The apple harvest is ready, so head on out and discover the Apple Pie Trail.
“It’s the perfect time to get outside and enjoy the trail because this year’s apple crop has plenty of sweetness and flavour,” says Kristin Ellis, trail development and marketing co-ordinator for Blue Mountain Village.
Best described as a culinary adventure trail, the award-=winning Apple Pie Trail is now in its ninth season.
“There’s so much to do,” says Ellis. “Apple picking and apple pie are just the beginning.”
Forty stops are along the 2016/17 trail, which features orchards, shops, restaurants, spas, cideries, wineries, breweries, galleries, museums and active adventures. The trail runs from Creemore to Collingwood to Blue Mountain Village, through the Beaver Valley and down to Thornbury and Meaford along the shores of Georgian Bay.

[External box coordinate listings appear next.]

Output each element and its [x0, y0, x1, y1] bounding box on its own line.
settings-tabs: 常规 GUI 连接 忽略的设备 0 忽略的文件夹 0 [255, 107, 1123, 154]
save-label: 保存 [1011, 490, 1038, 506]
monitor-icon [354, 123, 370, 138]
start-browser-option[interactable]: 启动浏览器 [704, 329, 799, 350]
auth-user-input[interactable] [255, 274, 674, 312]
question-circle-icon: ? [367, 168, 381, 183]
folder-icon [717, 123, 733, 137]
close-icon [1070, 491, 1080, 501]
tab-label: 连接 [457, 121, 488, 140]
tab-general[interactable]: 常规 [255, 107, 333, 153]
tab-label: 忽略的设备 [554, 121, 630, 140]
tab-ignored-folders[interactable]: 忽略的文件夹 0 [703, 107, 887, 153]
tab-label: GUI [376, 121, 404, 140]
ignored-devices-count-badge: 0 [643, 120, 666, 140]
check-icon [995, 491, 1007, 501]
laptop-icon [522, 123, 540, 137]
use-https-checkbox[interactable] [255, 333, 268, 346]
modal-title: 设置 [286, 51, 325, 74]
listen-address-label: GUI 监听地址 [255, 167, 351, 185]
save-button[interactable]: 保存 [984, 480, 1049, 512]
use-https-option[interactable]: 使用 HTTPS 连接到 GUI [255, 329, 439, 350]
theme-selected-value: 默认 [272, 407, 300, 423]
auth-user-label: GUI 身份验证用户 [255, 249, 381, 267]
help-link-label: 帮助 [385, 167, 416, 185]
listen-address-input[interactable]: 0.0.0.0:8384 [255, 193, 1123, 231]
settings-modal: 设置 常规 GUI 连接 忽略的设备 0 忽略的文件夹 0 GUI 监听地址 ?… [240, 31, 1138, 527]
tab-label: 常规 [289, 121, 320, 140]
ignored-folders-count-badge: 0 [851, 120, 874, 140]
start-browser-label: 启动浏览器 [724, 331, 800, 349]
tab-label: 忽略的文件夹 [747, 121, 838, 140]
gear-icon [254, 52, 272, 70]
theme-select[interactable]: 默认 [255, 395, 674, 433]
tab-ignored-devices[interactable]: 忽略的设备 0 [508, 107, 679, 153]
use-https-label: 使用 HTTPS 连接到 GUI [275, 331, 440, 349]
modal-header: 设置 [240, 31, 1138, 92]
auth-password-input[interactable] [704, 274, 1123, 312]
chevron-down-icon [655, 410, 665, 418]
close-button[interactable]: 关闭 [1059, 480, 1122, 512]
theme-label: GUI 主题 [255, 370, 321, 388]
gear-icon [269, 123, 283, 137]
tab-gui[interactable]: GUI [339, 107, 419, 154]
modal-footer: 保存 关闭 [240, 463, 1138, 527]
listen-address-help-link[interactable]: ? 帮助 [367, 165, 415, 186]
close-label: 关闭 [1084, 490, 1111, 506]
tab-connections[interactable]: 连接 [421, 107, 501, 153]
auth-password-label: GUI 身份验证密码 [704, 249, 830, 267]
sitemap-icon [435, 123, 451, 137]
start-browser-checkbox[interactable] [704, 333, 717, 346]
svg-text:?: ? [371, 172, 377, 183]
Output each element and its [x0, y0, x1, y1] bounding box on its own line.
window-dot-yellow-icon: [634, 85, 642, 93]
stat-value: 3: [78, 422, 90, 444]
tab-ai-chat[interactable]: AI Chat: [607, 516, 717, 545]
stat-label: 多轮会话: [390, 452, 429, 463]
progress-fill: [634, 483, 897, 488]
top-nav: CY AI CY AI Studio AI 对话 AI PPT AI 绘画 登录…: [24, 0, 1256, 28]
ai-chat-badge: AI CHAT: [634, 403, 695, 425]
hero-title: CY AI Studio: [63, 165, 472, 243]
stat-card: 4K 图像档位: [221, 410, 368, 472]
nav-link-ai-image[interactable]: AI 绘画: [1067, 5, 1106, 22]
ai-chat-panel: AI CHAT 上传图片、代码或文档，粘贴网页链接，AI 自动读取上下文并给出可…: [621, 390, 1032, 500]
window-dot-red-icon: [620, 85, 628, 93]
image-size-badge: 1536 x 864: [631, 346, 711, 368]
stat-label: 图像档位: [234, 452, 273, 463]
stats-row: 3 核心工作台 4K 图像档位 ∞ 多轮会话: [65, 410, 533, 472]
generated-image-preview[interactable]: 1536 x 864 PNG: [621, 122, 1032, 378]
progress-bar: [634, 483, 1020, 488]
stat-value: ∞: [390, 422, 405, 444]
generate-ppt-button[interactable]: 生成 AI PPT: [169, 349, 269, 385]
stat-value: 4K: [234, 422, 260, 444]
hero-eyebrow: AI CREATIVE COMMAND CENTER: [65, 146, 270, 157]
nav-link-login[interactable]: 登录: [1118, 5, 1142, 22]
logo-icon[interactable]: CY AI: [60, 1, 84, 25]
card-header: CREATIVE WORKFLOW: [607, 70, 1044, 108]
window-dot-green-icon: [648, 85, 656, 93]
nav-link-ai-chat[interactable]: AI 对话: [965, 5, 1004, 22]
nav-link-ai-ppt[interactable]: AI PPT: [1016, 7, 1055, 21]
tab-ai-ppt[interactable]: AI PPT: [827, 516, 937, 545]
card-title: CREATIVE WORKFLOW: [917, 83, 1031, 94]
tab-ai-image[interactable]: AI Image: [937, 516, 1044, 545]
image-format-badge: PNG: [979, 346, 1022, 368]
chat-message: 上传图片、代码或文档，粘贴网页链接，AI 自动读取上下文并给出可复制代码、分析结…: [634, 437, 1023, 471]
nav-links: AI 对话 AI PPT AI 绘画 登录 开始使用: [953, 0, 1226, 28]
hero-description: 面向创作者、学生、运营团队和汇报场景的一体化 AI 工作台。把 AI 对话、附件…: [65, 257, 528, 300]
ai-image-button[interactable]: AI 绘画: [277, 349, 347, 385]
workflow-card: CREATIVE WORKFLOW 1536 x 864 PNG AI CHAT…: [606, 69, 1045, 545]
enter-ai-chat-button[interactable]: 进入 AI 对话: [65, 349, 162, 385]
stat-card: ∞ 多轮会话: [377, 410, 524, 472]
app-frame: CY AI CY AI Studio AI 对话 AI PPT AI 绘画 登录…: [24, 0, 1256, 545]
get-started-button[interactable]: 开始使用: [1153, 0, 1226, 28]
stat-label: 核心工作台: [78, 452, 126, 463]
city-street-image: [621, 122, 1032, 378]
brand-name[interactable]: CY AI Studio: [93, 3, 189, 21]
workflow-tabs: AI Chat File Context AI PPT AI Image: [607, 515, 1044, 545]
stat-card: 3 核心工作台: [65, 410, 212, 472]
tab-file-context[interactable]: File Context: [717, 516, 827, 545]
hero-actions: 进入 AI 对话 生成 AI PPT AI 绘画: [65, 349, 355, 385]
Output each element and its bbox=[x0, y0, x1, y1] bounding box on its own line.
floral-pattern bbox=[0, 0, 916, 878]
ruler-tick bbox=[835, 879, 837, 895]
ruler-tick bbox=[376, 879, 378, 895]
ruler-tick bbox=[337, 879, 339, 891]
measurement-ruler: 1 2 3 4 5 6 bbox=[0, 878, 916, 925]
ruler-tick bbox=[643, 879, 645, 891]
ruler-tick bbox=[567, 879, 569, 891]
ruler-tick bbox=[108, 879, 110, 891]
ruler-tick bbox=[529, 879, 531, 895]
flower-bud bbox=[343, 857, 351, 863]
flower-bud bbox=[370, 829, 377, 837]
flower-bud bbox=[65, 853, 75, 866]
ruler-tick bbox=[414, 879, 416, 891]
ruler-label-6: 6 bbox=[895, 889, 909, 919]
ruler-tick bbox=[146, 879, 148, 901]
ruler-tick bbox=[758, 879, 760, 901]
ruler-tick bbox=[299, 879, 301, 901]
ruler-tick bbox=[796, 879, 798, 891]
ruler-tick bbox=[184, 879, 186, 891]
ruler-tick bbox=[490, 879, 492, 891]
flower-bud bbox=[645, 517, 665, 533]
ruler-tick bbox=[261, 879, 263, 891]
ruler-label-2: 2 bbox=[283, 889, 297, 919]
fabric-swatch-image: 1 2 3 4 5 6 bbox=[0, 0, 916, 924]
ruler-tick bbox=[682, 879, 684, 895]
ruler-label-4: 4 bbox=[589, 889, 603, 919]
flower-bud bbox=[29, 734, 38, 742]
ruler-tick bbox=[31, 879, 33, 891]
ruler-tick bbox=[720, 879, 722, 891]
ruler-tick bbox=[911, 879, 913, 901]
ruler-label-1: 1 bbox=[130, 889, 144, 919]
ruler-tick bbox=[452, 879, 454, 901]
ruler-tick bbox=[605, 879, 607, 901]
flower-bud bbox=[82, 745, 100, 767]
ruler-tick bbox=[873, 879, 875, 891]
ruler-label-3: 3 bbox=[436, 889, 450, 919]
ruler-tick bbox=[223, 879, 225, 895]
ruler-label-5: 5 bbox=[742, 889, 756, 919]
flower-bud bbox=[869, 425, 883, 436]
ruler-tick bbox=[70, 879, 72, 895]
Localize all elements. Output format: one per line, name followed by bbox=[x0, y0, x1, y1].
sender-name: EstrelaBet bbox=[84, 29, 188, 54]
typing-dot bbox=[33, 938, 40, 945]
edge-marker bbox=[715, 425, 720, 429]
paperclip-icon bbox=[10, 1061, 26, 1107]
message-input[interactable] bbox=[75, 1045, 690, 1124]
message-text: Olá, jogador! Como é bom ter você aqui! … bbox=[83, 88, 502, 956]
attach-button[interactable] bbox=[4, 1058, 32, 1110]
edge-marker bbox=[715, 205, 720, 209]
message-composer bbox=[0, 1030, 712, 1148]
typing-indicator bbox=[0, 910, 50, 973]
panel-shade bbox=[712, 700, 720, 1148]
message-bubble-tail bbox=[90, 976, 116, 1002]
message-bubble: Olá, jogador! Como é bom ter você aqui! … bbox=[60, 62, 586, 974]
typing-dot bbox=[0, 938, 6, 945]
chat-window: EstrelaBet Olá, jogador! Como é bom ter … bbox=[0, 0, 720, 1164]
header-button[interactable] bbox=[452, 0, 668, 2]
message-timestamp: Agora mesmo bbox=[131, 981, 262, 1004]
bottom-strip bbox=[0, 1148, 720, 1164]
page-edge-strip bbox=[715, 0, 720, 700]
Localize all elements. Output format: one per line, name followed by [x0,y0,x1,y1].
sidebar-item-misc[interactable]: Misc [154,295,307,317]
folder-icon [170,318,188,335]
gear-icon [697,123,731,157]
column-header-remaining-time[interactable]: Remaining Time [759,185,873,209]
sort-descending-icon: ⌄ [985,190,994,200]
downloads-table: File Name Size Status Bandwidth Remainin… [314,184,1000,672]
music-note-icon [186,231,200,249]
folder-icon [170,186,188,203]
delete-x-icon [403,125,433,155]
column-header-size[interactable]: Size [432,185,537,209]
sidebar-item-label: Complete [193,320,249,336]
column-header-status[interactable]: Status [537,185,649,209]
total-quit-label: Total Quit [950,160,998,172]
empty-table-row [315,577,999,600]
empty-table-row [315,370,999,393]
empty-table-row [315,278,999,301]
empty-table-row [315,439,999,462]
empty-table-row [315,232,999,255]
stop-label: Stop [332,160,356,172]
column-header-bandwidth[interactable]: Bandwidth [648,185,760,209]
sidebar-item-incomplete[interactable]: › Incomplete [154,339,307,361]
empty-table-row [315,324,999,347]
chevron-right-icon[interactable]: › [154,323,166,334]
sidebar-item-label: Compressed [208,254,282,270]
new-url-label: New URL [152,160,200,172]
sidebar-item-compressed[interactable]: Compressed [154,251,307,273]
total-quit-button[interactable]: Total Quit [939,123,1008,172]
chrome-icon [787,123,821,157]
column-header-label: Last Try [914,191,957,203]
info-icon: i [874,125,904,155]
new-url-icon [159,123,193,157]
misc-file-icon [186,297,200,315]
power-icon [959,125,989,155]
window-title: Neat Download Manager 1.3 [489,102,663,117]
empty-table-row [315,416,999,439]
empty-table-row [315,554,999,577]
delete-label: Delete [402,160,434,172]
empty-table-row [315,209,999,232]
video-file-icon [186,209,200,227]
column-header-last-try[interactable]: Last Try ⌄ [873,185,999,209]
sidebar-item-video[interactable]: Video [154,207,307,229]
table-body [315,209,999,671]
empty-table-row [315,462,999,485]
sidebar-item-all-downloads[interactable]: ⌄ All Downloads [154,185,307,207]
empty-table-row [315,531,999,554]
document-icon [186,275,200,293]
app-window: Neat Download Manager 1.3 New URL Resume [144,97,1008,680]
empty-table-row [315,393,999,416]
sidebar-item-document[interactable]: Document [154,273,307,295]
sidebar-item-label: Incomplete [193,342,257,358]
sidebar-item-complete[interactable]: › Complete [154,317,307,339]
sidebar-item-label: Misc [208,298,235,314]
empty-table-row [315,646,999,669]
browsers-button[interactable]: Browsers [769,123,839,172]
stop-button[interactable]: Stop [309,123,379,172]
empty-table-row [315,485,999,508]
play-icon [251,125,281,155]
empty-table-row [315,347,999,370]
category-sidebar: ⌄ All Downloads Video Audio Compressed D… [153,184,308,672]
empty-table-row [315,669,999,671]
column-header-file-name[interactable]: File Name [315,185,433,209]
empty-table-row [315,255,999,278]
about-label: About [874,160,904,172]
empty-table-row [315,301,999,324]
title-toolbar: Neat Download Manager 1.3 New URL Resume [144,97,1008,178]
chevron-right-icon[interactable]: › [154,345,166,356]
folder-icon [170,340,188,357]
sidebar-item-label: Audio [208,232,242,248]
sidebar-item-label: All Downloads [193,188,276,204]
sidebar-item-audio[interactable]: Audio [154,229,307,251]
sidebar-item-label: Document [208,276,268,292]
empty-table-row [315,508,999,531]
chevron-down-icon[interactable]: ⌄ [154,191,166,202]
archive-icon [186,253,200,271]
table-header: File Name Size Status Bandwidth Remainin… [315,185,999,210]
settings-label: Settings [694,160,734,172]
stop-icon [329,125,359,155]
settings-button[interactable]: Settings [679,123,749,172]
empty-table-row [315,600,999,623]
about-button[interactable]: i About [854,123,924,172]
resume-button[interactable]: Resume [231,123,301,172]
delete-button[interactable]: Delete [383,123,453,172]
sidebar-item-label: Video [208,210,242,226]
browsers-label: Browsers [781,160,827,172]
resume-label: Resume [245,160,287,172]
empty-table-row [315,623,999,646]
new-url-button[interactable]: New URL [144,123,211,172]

In addition to apple picking at local orchards, you can sample sweet and savoury apple dishes at area restaurants or relax over a glass of local cider.
“The local chefs really go all out to create some amazing dishes. This is culinary tourism at its best,” says Ellis.
Active adventures include the Pedal Paddle Tour, Paddle and Wine Tasting Tour, Wine and Cheese Boat Cruise, Helicopter and Wine Tasting and a Walk, and Waterfall and Wine Tour.
Businesses that produce or source Georgian Bay and Ontario apple products are permitted to join and all must offer a visitor experience.
“All products must be local to support agriculture within our area,” Ellis says.
The orchards that have taken root throughout Simcoe and Grey County are significant economic contributors to the area.
“With over 3,100 acres of production, this area is the biggest apple growing region of Canada – if you combine both acreage and poundage,” notes Ellis.
From an innovative farming perspective, visitors find the area interesting. Some local orchards have shifted from the traditional apple tree to the new spindle-spine technique that triples (or more) the production per acreage and cuts down on sprays, picking costs and, due to more sun, produces a bigger, sweeter apple.
“It’s pretty cool to see because it looks like a wall of apple trees,” Ellis says.
The trail is open year round and best discovered over two to three days, either by foot in the town sections or by car, bike or motorcycle in the countryside.